Laurence was struggling with his own memories. How could he have forgotten that evening for so long? Maskelyne made claims only to devising extraordinary delusions; he had devoted so much of his career to unmasking frauds and mediums. Yet Louise was quite capable of believing the scene enacted for them as the curtain rose again.

A young artist sat at his easel. He wiped a tear from his eye as he gazed at the painting of a beautiful girl on a swing. He was clearly a widower. Louise, at Laurence’s side, held his arm a little tighter. Finding his work too painful to continue, the artist laid down his palette and brushes, pulled a curtain over his canvas, sat back wearily in his chair and fell asleep.
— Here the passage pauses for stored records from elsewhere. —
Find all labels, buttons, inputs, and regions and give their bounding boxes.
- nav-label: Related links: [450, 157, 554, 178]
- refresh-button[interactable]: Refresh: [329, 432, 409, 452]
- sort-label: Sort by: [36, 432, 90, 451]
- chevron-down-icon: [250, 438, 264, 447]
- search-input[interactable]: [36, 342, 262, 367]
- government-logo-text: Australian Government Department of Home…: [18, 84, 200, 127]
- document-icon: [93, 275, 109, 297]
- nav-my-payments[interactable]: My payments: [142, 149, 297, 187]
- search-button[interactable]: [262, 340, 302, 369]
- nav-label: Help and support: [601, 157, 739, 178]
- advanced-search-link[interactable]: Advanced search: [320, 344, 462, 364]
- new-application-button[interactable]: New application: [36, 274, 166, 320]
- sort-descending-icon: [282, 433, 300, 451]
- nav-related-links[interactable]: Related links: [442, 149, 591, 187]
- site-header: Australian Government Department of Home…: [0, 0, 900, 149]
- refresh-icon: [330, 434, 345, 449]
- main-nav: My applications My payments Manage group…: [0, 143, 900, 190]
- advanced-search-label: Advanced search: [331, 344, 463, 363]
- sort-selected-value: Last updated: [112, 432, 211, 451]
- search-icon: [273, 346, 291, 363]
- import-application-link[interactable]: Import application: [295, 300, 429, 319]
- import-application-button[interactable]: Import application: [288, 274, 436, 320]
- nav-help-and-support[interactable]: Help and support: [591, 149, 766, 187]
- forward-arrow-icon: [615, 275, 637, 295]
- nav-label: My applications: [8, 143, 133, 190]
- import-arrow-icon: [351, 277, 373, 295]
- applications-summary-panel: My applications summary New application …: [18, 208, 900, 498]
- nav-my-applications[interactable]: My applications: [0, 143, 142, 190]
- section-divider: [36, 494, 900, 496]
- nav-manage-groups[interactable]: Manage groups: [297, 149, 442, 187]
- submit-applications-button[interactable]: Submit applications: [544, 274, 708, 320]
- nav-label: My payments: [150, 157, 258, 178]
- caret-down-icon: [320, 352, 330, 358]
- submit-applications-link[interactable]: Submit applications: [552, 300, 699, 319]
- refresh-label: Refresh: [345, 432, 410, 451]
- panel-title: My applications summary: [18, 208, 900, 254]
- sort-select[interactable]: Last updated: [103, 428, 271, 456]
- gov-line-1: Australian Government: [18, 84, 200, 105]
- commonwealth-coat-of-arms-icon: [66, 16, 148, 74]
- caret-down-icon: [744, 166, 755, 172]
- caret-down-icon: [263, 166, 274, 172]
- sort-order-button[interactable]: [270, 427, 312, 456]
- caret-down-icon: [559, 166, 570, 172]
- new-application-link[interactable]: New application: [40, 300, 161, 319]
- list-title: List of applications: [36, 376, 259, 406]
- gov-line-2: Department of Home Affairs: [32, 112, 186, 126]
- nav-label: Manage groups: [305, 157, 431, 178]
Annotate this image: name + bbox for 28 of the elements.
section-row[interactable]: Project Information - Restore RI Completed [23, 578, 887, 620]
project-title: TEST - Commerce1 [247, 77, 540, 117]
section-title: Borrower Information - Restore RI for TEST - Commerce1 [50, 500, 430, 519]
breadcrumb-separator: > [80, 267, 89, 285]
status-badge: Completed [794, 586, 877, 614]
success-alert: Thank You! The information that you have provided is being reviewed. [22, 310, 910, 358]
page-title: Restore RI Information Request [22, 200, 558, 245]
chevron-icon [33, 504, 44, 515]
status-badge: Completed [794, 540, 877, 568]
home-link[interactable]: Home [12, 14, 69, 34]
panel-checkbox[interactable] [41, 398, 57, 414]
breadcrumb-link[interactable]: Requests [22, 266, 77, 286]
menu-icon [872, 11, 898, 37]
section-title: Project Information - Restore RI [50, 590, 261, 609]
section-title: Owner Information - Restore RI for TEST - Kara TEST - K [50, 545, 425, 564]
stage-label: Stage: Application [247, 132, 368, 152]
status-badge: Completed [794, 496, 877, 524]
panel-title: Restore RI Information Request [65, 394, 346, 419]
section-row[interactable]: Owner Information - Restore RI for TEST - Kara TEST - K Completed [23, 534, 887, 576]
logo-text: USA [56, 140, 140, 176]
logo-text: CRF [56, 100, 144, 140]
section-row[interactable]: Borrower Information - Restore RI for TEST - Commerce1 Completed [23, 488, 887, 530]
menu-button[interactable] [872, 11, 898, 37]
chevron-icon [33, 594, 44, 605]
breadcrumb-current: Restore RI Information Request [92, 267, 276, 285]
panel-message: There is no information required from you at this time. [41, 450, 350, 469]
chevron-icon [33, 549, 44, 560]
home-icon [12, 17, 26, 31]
Suddenly an angel appeared. Laurence had observed that she was a very shapely angel in gauzy, almost transparent draperies. Her swan’s wings beat gently. The angel drew back the curtain and the previously inanimate canvas came to life. Louise gave a little gasp. A living, breathing young woman slid off the swing and stepped down from the canvas. Tiny lights played on her golden hair. Her footsteps were silent as she crossed to her sleeping husband. She placed a hand on his cheek and, with an expression of ineffable sadness, kissed him. The angel looked on benevolently, her hands clasped in a position of prayer. Then the girl turned almost immediately and returned once more into the picture. The angel drew the curtain in front of it again just as the artist stirred.
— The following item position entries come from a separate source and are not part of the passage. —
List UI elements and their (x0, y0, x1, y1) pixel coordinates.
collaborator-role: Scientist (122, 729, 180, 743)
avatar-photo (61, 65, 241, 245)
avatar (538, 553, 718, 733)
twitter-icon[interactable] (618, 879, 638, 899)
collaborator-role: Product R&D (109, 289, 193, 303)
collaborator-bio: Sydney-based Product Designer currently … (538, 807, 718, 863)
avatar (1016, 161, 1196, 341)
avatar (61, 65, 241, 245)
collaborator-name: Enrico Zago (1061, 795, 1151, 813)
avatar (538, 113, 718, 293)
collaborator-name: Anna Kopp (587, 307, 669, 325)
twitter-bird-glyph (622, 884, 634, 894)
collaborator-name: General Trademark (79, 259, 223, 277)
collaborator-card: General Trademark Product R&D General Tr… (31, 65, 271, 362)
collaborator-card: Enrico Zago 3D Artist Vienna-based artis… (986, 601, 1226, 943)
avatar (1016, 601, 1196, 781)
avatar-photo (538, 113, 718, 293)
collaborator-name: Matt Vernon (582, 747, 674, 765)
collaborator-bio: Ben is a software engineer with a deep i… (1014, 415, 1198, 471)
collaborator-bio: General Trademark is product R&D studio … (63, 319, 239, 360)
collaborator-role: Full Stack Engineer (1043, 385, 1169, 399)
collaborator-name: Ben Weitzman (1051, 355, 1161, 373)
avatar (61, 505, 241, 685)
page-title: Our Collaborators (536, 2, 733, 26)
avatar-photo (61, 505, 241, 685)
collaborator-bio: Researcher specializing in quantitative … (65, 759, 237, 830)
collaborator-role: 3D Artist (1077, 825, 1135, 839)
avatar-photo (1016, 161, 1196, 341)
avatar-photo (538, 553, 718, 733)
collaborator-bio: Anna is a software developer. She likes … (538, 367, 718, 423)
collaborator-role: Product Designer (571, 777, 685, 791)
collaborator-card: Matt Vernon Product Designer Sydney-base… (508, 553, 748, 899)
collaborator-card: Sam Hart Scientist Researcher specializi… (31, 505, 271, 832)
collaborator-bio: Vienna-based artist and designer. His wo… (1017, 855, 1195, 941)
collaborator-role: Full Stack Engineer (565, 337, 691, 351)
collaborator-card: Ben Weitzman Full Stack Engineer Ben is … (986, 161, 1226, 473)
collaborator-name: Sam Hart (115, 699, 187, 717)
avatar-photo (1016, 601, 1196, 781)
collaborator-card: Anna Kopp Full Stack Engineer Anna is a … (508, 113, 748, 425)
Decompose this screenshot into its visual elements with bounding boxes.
The young man woke with a look of joy, jumped to his feet and ripped the curtain aside, but there was only his lifeless painting. As the desperate artist covered the canvas with kisses, the young woman reappeared. The lights had altered, Laurence recalled, so that she appeared to be insubstantial. When the artist clutched at her draperies, his hands appeared to snatch at nothing; she had disappeared into thin air. The curtain came down as the artist fell to his knees.

Beside him, Louise sniffed and took a small handkerchief out of her bag. Tears were running down her cheeks. A woman behind them was weeping more loudly.
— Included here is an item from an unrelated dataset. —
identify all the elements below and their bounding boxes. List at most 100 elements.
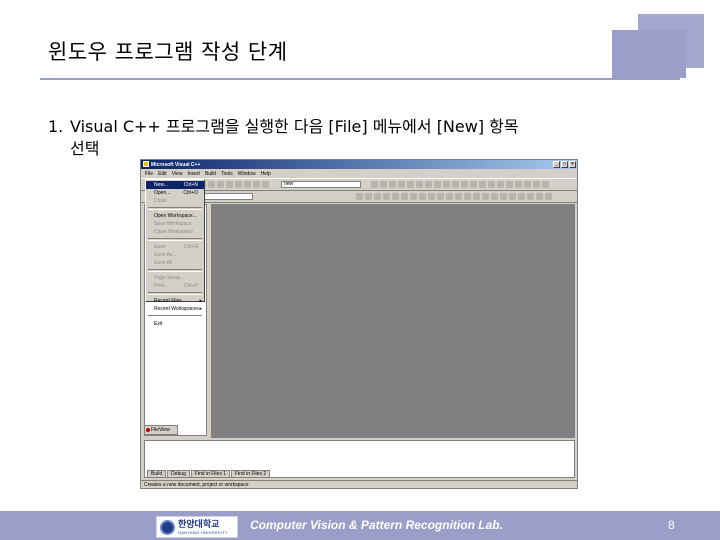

They had gone back to the Chelsea house of Louise’s aunt and uncle. Louise was quiet. She sniffed occasionally but she still held closely to him. Part of him knew she had a streak of ridiculous sentimentality but a greater part of him responded to her vulnerability. When they left the theatre, two drunks had nearly bumped into them. One was singing ‘Our Lodger’s a Nice Young Man’. He’d looked Louise up and down, said ‘Very nice’ in mid-song and muttered something to his friend. Both men had laughed. Laurence had been aware that Louise’s relatives would not have thought Maskelyne an improving entertainment and wondered if he could ask her not to speak of it.

He was relieved when the maid who let them in told them their hosts were still out at dinner. When the maid retired, Laurence poured them two drinks. Louise’s was Madeira, he thought. Unused to spirits, Louise drank it still standing, almost in a single go. His own brandy burned his throat. They were both still on their feet, close together but not touching. As he took the glass from her, he saw them both reflected in the vast mirror over the console table. The effect of seeing himself with her—one image, his height, her slightness, his face in the light, hers in the darkness, their shoulders only inches apart—was arousing. Here was a portrait of a man and his wife. A man and his property.